Easy Almond Cake Recipe
- 1 cup plus 2 tablespoons softened unsalted butter
- 1 cup plus 2 tablespoons softened marzipan
- ½ cup sugar
- ¼ teaspoon almond extract
- ¼ teaspoon vanilla extract
- 6 large eggs
- 1 cup self-rising cake flour
- 10-inch springform tube pan or patterned ring mold, buttered and floured
- Preheat oven to 350°F. Chop the butter and marzipan to make them easier to break down, and put them in the bowl of the food processor, fitted with the metal blade, with the sugar. Process until combined and pretty well smooth. Add almond and vanilla extracts, process again, then break the eggs one at a time through the funnel, processing again each time. Mix the flour and tip down the funnel, processing yet again, and then pour the mixture into the prepared pan, scraping the sides and bottom of the bowl with a rubber spatula.

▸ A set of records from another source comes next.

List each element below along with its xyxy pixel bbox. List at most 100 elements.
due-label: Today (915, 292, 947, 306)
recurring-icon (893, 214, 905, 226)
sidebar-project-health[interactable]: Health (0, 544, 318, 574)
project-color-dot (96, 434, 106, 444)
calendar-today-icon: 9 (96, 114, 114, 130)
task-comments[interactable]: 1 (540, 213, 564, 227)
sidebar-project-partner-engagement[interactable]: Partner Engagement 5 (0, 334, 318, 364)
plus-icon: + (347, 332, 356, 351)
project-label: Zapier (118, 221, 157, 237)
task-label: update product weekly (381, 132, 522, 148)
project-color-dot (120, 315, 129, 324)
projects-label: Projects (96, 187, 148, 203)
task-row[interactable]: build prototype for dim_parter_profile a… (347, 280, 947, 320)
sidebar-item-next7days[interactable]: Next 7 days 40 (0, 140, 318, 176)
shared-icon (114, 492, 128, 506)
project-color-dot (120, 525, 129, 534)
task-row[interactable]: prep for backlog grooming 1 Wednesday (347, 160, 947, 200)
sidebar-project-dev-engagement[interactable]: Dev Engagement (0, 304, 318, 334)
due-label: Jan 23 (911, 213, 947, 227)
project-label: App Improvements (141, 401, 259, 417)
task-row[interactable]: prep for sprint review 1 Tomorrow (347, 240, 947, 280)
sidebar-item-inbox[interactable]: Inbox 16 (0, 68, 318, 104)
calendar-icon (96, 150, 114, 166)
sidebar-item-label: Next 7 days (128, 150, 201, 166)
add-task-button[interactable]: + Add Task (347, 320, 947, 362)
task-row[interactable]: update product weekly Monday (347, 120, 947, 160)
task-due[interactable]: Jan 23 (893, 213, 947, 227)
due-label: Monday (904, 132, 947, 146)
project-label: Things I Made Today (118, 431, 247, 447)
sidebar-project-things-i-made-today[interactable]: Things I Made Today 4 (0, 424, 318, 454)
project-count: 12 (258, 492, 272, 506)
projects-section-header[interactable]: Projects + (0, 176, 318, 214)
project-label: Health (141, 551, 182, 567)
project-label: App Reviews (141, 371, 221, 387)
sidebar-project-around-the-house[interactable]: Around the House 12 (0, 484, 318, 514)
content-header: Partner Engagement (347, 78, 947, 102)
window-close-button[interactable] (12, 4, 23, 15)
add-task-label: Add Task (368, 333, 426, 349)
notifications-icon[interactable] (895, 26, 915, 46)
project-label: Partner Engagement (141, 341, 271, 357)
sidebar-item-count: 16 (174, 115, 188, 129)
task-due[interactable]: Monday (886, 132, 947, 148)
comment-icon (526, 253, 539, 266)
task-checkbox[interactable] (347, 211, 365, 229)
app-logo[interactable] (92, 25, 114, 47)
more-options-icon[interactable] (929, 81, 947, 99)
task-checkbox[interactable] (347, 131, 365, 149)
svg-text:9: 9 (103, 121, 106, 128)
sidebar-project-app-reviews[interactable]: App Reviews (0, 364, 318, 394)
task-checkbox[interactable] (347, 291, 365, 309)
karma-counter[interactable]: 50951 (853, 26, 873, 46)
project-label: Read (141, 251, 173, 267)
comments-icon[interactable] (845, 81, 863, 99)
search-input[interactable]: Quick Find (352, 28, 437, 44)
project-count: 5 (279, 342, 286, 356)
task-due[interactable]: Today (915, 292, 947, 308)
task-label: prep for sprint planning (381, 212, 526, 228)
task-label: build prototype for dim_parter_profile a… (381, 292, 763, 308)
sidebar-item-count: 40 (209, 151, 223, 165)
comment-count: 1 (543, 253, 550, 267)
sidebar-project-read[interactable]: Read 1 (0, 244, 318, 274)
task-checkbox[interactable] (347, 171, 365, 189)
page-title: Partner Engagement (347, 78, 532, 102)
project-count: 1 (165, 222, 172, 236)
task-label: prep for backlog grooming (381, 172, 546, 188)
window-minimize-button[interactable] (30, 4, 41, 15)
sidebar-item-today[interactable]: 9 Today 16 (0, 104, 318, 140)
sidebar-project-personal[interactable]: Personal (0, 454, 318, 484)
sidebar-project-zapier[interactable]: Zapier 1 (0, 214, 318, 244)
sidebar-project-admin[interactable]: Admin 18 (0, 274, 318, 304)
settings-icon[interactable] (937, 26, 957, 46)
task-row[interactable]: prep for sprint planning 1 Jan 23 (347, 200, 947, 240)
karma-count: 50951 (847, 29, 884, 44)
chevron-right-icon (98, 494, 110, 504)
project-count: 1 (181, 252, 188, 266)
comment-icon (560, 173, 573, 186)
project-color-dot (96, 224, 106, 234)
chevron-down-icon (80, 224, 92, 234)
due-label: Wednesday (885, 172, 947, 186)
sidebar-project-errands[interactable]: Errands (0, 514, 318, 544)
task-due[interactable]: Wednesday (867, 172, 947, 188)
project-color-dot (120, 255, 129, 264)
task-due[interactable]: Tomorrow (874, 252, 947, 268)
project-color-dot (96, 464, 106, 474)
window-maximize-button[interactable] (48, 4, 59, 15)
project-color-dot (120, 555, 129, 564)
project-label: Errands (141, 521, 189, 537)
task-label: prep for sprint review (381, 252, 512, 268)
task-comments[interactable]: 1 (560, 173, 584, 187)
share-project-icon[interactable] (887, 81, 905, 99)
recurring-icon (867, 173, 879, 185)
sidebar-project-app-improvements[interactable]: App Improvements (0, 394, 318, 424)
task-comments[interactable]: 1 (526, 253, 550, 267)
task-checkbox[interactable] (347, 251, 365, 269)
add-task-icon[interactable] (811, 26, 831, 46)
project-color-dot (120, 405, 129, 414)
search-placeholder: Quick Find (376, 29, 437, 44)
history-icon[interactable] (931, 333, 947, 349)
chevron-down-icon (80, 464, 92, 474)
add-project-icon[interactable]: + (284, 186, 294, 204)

- Bake for 50 minutes, but check from 40. Then, when the cake looks golden and cooked and a cake tester or fine skewer (or a piece of spaghetti) comes out cleanish, remove from the oven and leave to cool in the pan before turning out. (This is when you will be feeling grateful if it’s the springform you’re using.)
- The fact that you could easily get 12 slices out of this cake is another reason why it comes in useful when you’ve got people coming for dinner. That it keeps for a good week is another point in its favor; you don’t have to be fiddling around with all the courses just before liftoff. And if you don’t want to eat raspberries with it, like the rosemary cake it’s very good with apples. With this cake, I make a glorious pink apple purée. Either go for apples stewed in blood-orange juice (wonderful around February when the oranges are in), which gives a tenderly coral tint, adding a cinnamon stick or ½-1 teaspoon of ground cinnamon, or use red-skinned eating apples and don’t peel before cooking them. In fact, there’s no need to core them either, just chop the apples roughly and put them in a pan with some butter, lemon juice, cinnamon or cloves and, if there’s some around, a slug of Calvados. Strain the apples when they’re cooked to an utterly yielding pulp, or push them through a food mill. If you want to smarten up the cake-plus-purée deal, then provide a bowl of crème fraîche (with or without Calvados and a little confectioners’ sugar stirred in) with some toasted slivered almonds on top.
- I am not someone who enjoys peeling and pithing oranges at great length, but sliced blood or ordinary oranges, with a syrup made by reducing equal volumes of juice and sugar to an almost-caramel, would partner an orange-zested version of this almond ring (the zest in place of vanilla) exquisitely.